His response still resonates with me today: a military grade 555 would work in extreme conditions (e.g. heat), would last pretty much forever, would consume virtually no power, and will still cost you a penny.

Sometimes that's exactly what you need. Reliability, durability and cost trumps the power of programmability.

4. snickerbockers ◴[] No.45154317[source]
Well even if we assume there's a suitable 8-pin microcontroller which doesn't cost more than the 555, merely loading the firmware onto the microcontroller is going to add significant cost and complexity to the manufacturing stage. Also the microcontroller would be far more sensitive to power supply inadequacies because its state consists of much more than a capacitor and a flipflop.
5. segfault99 ◴[] No.45154875[source]
The world would be a much sadder, drearier place without the 555. That's the nostalgia part out of the way.

Really it's such a useful almost universal lego block of a component that it's hard to imagine it going away anytime soon. Sure microcontrollers are as cheap as chips these days, but you get a lot more with them. Do I need to say that sometimes more is less? Can think of scenarios where you absolutely don't want to see a chip containing firmware/code which needs auditing and locking down.
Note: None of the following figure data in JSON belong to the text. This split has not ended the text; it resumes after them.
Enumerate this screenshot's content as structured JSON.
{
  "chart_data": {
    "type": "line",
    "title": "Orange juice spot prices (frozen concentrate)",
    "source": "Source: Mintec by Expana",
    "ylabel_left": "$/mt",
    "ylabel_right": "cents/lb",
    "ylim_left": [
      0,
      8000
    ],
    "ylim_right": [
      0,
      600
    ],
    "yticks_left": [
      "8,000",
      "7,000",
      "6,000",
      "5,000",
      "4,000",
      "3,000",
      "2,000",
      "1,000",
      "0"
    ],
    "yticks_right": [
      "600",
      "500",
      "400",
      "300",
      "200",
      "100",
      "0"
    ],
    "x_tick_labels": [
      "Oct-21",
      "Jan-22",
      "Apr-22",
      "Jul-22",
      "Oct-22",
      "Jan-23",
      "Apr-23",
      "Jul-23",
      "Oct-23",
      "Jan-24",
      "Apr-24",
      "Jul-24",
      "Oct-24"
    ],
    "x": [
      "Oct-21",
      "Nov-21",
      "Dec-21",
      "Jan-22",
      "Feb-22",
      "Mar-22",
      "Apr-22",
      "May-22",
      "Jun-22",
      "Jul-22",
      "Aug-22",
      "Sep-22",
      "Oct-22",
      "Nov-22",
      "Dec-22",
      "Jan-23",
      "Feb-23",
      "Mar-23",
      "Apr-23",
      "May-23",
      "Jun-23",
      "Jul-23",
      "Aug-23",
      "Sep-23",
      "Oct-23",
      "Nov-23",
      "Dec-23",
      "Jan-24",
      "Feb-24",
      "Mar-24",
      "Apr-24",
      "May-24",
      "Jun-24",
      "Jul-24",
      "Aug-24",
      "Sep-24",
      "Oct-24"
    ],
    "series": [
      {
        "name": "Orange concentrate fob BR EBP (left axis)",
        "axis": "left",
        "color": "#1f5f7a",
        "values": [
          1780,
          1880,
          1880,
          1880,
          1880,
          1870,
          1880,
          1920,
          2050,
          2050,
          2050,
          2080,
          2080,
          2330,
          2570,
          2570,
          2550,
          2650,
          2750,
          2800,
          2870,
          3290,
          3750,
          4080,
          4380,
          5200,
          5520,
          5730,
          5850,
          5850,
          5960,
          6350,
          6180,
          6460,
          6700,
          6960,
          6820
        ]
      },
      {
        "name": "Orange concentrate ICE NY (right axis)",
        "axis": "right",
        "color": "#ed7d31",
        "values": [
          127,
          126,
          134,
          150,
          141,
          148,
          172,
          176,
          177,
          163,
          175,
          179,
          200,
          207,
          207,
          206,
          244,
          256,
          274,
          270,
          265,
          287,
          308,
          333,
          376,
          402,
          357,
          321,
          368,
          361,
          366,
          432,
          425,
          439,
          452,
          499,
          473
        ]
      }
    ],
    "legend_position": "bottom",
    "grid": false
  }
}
6. segfault99 ◴[] No.45154890[source]
Back in the day you'd go into an electronics store and there'd be books containing just 555 circuit recipes. Not to mention the magazine articles.

And every EE student back when we tied onions to our belts must have had a lab assignment to spec out a PLL using 555 and bits and bobs and then measure transient responses, temperature stability, etc.

7. adrian_b ◴[] No.45160332[source]
The original bipolar variant of NE555 is likely to have a lifetime of many decades, if not more than a hundred years, even when operated continuously in harsh environments.

A modern CMOS microcontroller has a much more limited lifetime. Depending on model, you can hope for 10 years or 20 years, but not much more than that because very small MOS transistors and flash memory cells eventually die, unlike the more robust bipolar ICs (whose active regions are buried in the semiconductor crystal, not located at its surface, like in MOS devices).